Peet served as chair of the program in the heady days when most teachers in Cultural Studies belonged to other departments; instructors came from such disciplines as English, history, and philosophy, and also from biology and physics. Against a backdrop of the old stone arches of the Peet's Beitr Mery house, professors read papers on their individual research. Peet was known for encouraging the sharing of research among faculty members, and also for his wry and caustic wit.

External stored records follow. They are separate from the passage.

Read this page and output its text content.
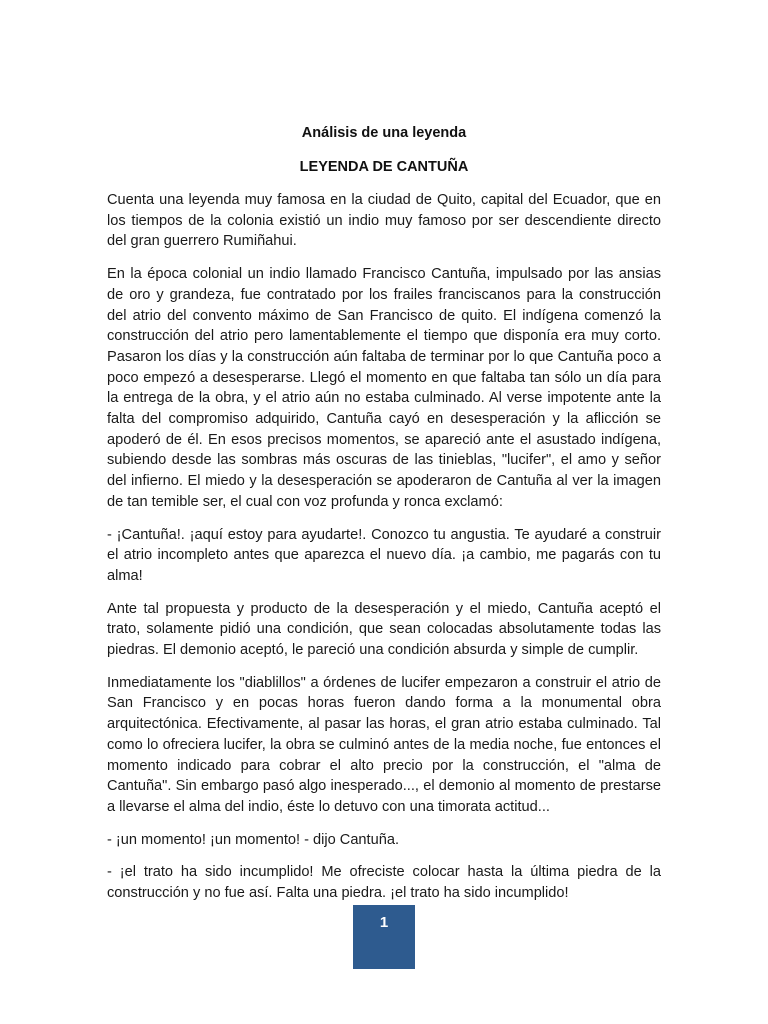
Análisis de una leyenda
LEYENDA DE CANTUÑA

Cuenta una leyenda muy famosa en la ciudad de Quito, capital del Ecuador, que en los tiempos de la colonia existió un indio muy famoso por ser descendiente directo del gran guerrero Rumiñahui.

En la época colonial un indio llamado Francisco Cantuña, impulsado por las ansias de oro y grandeza, fue contratado por los frailes franciscanos para la construcción del atrio del convento máximo de San Francisco de quito. El indígena comenzó la construcción del atrio pero lamentablemente el tiempo que disponía era muy corto. Pasaron los días y la construcción aún faltaba de terminar por lo que Cantuña poco a poco empezó a desesperarse. Llegó el momento en que faltaba tan sólo un día para la entrega de la obra, y el atrio aún no estaba culminado. Al verse impotente ante la falta del compromiso adquirido, Cantuña cayó en desesperación y la aflicción se apoderó de él. En esos precisos momentos, se apareció ante el asustado indígena, subiendo desde las sombras más oscuras de las tinieblas, "lucifer", el amo y señor del infierno. El miedo y la desesperación se apoderaron de Cantuña al ver la imagen de tan temible ser, el cual con voz profunda y ronca exclamó:

- ¡Cantuña!. ¡aquí estoy para ayudarte!. Conozco tu angustia. Te ayudaré a construir el atrio incompleto antes que aparezca el nuevo día. ¡a cambio, me pagarás con tu alma!

Ante tal propuesta y producto de la desesperación y el miedo, Cantuña aceptó el trato, solamente pidió una condición, que sean colocadas absolutamente todas las piedras. El demonio aceptó, le pareció una condición absurda y simple de cumplir.

Inmediatamente los "diablillos" a órdenes de lucifer empezaron a construir el atrio de San Francisco y en pocas horas fueron dando forma a la monumental obra arquitectónica. Efectivamente, al pasar las horas, el gran atrio estaba culminado. Tal como lo ofreciera lucifer, la obra se culminó antes de la media noche, fue entonces el momento indicado para cobrar el alto precio por la construcción, el "alma de Cantuña". Sin embargo pasó algo inesperado..., el demonio al momento de prestarse a llevarse el alma del indio, éste lo detuvo con una timorata actitud...

- ¡un momento! ¡un momento! - dijo Cantuña.

- ¡el trato ha sido incumplido! Me ofreciste colocar hasta la última piedra de la construcción y no fue así. Falta una piedra. ¡el trato ha sido incumplido!

1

James Melvin Peet was born in Anarmosa, Iowa, in 1922, the same town in which he died. He was raised on a farm, attended Anarmosa High School, and went on to receive his BA with honors in English literature from the University of Iowa in 1944 and an MA in English literature and American and European history from Columbia University in New York City, where he lived for seven years. Following a period of teaching at Stetson University in Florida, he moved to AUB in the fall of 1958. After leaving AUB, he taught at Montgomery College in Maryland from 1970 until his retirement in 1986.
As reported in his hometown newspaper, Mel Peet "cultivated the liberal arts and the sciences of God and man, both professionally and privately, from his college days until the time of his death." His survivors include his wife, Mary Ann, and children Christina, Will, Anne, Mary-Minn, John, and Robert. He is also survived by three grandsons and a great-granddaughter.